FOD-based WM seed_image mask for whole-brain tractography (and avoid areas below -cutoff)

I have some technical reasons for wanting to seed uniformly throughout WM without seed_dynamic, but I don’t want to rely on freesurfer, FSL FAST, or DTI FA to define that mask due to questions about accuracy. Is there some robust way to determine a WM mask after fitting FOD but before tractography? The first volume from the dwi2fod wm output (is that the 0th harmonic?) looks very white-matterish, but I’m not clear on what exactly that represents. I want to avoid placing seeds in locations where they will be immediately terminated by my -cutoff 0.05 argument, but I can’t tell how to make such a mask from the input data.

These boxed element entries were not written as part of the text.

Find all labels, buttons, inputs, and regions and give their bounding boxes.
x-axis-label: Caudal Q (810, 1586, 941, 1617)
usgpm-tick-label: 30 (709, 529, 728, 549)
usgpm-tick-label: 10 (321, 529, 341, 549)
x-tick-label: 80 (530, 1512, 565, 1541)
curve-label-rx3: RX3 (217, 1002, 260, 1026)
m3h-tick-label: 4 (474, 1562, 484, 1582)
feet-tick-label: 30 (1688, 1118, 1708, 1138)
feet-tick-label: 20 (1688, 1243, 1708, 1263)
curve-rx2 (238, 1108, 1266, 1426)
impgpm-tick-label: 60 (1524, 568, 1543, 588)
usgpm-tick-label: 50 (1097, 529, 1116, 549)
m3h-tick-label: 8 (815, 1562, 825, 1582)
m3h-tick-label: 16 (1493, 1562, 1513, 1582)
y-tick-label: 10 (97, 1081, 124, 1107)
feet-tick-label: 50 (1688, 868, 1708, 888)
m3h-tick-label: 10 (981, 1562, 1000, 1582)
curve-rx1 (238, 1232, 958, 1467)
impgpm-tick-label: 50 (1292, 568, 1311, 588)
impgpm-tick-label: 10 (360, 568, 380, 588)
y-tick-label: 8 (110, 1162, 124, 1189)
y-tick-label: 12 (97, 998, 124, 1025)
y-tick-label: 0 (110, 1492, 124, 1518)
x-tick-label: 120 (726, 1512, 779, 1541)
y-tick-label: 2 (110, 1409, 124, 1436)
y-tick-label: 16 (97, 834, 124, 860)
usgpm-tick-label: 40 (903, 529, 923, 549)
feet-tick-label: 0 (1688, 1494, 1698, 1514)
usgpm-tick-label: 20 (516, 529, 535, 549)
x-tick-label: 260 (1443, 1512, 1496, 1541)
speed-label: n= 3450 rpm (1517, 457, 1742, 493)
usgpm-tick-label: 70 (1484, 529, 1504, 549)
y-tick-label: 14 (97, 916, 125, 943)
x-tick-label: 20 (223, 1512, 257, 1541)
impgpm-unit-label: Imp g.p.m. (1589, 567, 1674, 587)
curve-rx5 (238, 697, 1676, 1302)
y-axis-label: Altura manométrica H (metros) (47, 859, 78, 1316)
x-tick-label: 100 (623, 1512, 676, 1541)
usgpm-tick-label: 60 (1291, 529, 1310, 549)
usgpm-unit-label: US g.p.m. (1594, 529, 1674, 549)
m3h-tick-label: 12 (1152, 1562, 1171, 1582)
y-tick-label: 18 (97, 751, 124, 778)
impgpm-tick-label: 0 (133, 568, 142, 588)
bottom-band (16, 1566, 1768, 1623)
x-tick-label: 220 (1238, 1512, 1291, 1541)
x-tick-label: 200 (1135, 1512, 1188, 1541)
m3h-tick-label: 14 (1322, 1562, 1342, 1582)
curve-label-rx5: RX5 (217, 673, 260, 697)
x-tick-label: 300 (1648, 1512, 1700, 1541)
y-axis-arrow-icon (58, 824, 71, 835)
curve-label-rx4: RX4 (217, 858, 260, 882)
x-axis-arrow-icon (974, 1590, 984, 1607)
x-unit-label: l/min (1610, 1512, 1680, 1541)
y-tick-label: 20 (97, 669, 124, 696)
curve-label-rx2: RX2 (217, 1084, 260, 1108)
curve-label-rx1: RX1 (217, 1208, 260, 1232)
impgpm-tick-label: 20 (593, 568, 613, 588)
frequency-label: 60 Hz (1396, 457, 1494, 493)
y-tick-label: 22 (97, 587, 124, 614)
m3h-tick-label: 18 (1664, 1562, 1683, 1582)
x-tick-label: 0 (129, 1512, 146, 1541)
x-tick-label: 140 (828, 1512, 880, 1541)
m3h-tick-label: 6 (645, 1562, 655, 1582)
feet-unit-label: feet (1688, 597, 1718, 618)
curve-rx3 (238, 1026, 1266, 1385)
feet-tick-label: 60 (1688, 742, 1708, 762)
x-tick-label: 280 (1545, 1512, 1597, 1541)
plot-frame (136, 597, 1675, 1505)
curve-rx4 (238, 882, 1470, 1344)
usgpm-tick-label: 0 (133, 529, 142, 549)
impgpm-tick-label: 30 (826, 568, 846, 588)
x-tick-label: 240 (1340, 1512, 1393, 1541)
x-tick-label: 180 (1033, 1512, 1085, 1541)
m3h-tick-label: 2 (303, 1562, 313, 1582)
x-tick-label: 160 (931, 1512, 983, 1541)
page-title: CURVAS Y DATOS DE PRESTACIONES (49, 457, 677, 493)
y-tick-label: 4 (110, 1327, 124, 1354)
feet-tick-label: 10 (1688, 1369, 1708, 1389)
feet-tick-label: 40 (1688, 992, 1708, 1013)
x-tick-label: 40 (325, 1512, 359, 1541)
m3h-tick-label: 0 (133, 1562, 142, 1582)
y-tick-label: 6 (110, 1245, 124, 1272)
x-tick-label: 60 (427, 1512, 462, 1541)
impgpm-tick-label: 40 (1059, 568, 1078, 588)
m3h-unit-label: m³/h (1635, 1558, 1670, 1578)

The first volume of the WM for image is indeed the overall WM density per voxel, so that sounds like exactly what you’re after. You’ll probably need to scale it up or threshold it at some level, as seeds will be generated in locations when the intensity of the seed image is greater than 0.5.

Thanks! Is (fod_vol0>=0.05) exactly equivalent to the mask I get in the final tractography output with -cutoff 0.05?

No, since that cutoff applies to the FOD amplitude, not the mean FOD for that voxel. In other words, the cutoff used during tracking is direction-dependent. Tracking will stop when the algorithm can’t find a direction to follow that is both within the range of allowable directions and where the FOD amplitude is above the cutoff. You can in general find voxels where the mean FOD amplitude is below cutoff, but the peak FOD amplitude is above cutoff and will therefore be a candidate for tracking.

And it gets more complicated still for iFOD2 since that cutoff applies to the average amplitude of the FOD along the curve segment projecting out from the current location, which will in general span half a voxel or so – not a point location. So it’s both direction-dependent and distributed in space…

If you need to ensure termination at precisely the same location, using the same image for both the -mask and -seed_image should do the trick.

Got it. Is it fair to say the first volume of the WM image is better suited than FA for identifying voxels that are white matter but have crossing fibers?

Yes, I’d be happy to stand by that statement.